Friday, April 19, 2013

A Giant Toughness

As it turns out, spirit animals are not a foreign concept to Korea. Talking with MoonSung (again, that's not her name but my native american nickname for her) I found out that it is commonly believed that there are two kinds of women: fox women and bear women.

Fox women are what we would call two-faced: they smile and agree with whatever you say to your face, but as soon as your back is turned, they act and speak according to what they really believe. Fox women are difficult to trust, but they are also more harmonious, usually more pleasing, and in Korea, they are preferred because of those traits.

Bear women, on the other hand, say what they think and don't bother with an official face. They cannot hide their heart if they have an opinion, but barrel forward. Blunt and honest, bear women won't surprise or betray you, but they make for a contentious working atmosphere.

MoonSung and I are both bears, but as an American, my bear-spirit is a strength. For MoonSung, as a Korean office worker, it is considered a fault (at least by her, overly critical high-achiever that she is) and one she wishes desperately to remedy.

That day at work, her bear personality had caused her to save the bacon of those who work in her department at the cost to her own reputation with her boss and her boss' boss.

"But you stood up for your people!" I objected. "You saved them from having to do someone else's work; you stood up for justice!" [I am young. I am naive. I am so American.]
"They don't have power. My boss has power. And he is a fox. I can't trust anyone at work."

A frustrating situation. I like MoonSung because she is a bear - I hate the foxes in Korea - but it does make her life in Korea much more frustrating.

Maybe this is why I took exception to this heart-warming paragraph from one of my boys in composition.

"Sometimes people said I was looked like black pig. Of course I understand about that. Cause I'm fat now. But in my opinion, there something huge animal inside of me. It can hug for lonely people and can be a pillar for people to rest.
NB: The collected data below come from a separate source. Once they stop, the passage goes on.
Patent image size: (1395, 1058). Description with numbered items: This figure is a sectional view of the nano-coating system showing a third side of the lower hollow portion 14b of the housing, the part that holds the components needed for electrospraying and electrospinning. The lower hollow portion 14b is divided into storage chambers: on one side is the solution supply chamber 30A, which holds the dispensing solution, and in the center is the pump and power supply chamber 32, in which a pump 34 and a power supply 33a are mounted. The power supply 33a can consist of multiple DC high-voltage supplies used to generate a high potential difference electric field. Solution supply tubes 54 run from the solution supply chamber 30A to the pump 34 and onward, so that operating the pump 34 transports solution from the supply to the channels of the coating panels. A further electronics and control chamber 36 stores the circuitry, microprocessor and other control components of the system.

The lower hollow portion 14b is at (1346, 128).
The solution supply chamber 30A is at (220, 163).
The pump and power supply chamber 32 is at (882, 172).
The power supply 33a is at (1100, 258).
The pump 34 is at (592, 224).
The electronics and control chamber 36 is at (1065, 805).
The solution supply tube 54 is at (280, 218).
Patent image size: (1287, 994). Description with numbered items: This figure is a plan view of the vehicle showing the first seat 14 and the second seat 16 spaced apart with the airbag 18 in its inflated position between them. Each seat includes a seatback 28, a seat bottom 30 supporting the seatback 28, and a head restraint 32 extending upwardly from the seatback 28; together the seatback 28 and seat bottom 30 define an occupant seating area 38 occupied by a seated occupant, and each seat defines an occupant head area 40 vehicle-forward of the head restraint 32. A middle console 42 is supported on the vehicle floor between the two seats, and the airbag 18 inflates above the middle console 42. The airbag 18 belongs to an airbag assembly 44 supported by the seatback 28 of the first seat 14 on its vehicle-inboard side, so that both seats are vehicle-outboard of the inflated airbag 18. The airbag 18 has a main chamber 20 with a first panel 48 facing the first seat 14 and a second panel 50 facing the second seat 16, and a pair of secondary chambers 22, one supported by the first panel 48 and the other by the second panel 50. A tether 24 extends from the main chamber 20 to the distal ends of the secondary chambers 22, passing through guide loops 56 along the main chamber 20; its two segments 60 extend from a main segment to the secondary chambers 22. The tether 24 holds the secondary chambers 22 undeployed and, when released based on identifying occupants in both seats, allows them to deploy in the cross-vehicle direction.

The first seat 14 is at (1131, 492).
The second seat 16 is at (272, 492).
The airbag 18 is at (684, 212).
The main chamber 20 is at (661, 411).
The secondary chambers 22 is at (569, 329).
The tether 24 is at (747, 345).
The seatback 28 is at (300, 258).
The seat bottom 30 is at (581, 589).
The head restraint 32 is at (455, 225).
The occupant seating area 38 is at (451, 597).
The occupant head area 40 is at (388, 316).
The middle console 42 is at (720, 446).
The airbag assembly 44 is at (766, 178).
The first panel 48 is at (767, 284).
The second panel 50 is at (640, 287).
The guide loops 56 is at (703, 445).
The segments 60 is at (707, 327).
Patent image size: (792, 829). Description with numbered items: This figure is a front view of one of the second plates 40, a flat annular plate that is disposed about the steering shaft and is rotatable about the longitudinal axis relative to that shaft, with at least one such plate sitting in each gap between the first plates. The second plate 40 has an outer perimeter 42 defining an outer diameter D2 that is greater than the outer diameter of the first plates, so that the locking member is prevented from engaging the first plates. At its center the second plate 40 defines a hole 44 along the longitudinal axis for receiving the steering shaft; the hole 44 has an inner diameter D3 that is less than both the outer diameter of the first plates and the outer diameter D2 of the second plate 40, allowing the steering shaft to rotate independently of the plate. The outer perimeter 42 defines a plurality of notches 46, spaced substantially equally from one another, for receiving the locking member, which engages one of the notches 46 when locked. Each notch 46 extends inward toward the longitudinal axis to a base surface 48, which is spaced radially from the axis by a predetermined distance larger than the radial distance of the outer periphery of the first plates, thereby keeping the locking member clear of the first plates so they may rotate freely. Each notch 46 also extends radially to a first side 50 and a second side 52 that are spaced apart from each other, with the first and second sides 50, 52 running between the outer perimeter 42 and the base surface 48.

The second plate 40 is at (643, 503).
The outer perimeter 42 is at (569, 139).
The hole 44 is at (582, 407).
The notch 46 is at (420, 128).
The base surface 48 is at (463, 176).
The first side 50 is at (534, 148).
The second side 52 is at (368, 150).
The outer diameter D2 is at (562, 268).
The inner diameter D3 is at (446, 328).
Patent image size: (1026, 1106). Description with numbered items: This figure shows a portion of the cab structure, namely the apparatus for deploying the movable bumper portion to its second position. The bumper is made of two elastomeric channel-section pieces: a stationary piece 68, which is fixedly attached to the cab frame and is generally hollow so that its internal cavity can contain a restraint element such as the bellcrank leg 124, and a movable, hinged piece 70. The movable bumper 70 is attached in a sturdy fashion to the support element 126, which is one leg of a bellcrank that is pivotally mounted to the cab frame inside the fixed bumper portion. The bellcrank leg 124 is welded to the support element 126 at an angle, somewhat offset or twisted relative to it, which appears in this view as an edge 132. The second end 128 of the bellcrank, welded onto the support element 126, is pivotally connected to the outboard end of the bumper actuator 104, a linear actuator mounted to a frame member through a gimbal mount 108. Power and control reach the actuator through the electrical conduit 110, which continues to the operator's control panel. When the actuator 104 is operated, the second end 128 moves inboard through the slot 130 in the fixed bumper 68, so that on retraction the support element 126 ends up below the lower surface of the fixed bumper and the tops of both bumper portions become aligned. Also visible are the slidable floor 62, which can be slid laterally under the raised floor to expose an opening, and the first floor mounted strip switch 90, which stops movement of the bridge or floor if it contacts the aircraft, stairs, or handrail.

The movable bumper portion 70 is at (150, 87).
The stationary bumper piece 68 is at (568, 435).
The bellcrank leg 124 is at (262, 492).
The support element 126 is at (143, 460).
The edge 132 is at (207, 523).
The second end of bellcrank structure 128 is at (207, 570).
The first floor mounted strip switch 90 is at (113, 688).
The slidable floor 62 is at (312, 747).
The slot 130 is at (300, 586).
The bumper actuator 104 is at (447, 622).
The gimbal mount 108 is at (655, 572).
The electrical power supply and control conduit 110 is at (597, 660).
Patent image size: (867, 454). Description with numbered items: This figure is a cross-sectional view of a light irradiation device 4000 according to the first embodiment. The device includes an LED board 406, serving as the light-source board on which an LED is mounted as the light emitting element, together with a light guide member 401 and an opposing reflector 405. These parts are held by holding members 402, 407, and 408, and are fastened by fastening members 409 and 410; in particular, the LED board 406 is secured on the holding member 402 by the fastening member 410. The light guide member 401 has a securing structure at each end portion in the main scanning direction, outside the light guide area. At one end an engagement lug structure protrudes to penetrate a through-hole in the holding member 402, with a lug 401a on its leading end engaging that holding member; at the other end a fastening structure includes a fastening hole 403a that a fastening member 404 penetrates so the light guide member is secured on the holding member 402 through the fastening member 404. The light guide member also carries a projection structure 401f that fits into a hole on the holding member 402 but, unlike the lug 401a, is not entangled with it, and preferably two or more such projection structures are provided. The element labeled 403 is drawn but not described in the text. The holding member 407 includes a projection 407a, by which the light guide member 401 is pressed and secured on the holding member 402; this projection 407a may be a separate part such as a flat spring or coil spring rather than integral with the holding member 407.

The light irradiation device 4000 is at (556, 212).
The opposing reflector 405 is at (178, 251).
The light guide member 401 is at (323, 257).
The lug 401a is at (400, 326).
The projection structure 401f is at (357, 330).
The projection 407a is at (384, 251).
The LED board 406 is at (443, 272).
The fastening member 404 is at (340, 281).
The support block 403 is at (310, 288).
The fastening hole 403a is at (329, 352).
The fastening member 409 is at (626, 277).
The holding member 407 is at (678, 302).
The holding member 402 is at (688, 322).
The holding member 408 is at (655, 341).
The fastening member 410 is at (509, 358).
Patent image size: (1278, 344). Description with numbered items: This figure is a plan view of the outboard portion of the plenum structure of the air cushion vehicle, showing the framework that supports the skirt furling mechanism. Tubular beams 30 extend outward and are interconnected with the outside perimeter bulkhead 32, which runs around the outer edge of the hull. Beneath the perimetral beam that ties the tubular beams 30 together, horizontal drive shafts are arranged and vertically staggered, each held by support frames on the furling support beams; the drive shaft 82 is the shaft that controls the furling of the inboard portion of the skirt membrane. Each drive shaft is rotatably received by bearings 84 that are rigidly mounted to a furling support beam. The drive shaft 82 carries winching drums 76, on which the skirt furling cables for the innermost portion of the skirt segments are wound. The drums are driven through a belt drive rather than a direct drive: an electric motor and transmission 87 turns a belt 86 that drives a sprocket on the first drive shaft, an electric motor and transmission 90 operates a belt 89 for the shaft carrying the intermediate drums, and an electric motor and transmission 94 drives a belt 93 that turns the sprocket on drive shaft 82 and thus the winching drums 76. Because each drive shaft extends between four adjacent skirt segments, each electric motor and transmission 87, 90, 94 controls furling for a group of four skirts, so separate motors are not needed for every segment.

Usually it is very mild but if someone attacked, it would be giant toughness. A bear . . . an enormous animal which has all harmonies and being inside me."

I apologize up front for not knowing his English name. I forgot to check today in class and only now spent five minute puzzling it out by the writing but, none of the boys in that class if fat. None of them are ugly (though several described themselves thus). None of them looks like a black pig at all.

Celine. My one girl to make the list; Celine is quiet and I absolutely love the idea behind her turtle spirit. Anyone who can convince me it's a positive thing to be a turtle inside deserves chocolate for breakfast lunch and dinner.


Jason. (Class clown. He can make me laugh simply because of how effortlessly he makes others laugh. It's skill.)

Jason made me wait until he was properly posed to take this shot. The thinker. I'm still thinking up a way to get him to do his work in class instead of zoning out.

Tom. (He's been fooling me, for sure. His writing, at least, doesn't seem very lazy or sheep-like.)

Tom, who I call Joe most of the time. He doesn't actually look like Joe at all; I just think he does.